遠景の桜
二人の乗った電車は田園風景の中を緩やかに走り続けていた。変わり映えもせず流れ行く緑の景色を見ながら、二人とも心地よい列車の揺れに身を任せうつらうつらと船をこいでいた。そんな長閑な風景の中、一瞬緑以外の色を見た気がしたフィンはその違和感に瞬きし二度見した。
『何だ、あれ?』
『……んん? 何?』
フィンの呟きにウィルも目を覚ました。眼をこすり尋ねるウィルに、フィンはさわさわとざわめく若葉の絨毯の向こうにある小さな桃色の点を指さした。それはかなり遠方にあるらしく、視力はいい方のウィルですら眼を細めなければ見えない程小さくぼんやりしていた。しかしウィルは比較的早くその正体に気づくことができた。
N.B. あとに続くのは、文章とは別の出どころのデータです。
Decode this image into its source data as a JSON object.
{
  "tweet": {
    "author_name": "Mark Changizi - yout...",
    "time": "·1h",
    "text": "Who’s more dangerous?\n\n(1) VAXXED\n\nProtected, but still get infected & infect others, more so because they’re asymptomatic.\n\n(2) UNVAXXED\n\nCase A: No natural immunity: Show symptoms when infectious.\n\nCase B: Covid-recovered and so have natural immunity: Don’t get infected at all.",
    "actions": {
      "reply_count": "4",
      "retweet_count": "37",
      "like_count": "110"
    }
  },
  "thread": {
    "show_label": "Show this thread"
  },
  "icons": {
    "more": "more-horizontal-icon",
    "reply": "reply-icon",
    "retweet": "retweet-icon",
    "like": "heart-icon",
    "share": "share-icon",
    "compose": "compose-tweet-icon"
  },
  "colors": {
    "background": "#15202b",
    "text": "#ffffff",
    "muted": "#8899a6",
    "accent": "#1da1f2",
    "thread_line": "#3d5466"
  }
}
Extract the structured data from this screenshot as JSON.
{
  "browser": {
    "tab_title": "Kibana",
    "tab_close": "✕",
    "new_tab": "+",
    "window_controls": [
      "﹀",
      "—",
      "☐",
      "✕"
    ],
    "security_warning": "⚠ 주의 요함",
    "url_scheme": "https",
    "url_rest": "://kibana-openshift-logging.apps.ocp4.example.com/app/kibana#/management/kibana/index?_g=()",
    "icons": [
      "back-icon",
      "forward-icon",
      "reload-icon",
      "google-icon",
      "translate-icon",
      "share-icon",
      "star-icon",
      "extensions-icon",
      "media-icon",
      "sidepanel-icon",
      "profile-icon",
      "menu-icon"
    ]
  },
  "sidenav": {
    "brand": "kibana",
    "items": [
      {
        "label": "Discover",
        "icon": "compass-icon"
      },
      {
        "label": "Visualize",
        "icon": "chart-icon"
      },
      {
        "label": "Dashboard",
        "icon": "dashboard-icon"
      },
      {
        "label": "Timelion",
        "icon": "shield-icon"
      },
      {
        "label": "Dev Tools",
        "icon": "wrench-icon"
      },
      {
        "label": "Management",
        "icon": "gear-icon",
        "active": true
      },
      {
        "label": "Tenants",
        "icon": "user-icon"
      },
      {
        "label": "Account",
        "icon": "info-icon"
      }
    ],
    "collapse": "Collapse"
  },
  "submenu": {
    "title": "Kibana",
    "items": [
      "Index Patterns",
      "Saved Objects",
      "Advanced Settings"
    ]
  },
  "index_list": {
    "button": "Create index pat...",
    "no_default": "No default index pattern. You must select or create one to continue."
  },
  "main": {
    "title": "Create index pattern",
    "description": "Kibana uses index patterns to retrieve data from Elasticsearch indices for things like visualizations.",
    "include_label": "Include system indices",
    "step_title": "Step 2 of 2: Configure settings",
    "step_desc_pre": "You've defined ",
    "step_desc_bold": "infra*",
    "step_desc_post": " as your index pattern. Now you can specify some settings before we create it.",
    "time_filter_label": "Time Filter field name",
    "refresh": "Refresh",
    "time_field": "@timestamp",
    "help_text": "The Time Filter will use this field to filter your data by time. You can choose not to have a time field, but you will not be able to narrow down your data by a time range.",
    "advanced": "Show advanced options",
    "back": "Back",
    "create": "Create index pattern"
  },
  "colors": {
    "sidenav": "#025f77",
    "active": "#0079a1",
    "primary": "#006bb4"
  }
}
「サクラだな、あれは。暖かくなった頃に薄い桃色の花をつける木だ。甘い香りの実をつけるんだが、食べると意外と酸味が強い。でもまぁ美味いよ、うん……」
窓枠に頬杖をついて説明しながら、ウィルはサクラの微かな香りと一人の女性のことを思い出していた。それは無意識のうちに思い出さないようにしていた記憶であり、忘れようもない大切な思い出でもあった。
空はすがすがしく晴れわたり、開け放たれた窓からは爽やかな風が吹き込んでいた。にも関わらず、遠い目で外を見つめるウィルの表情は暗かった。その理由を言及するのは何となく憚られる空気のように思えて、フィンはウィルの言葉を待った。しばらくの間、二人の間には列車がごとごとと揺れる音だけが響いていた。
『……なあフィン、聞いてもいいか?』
ウィルの囁くような低い声へ、フィンはおそるおそる尋ね返した。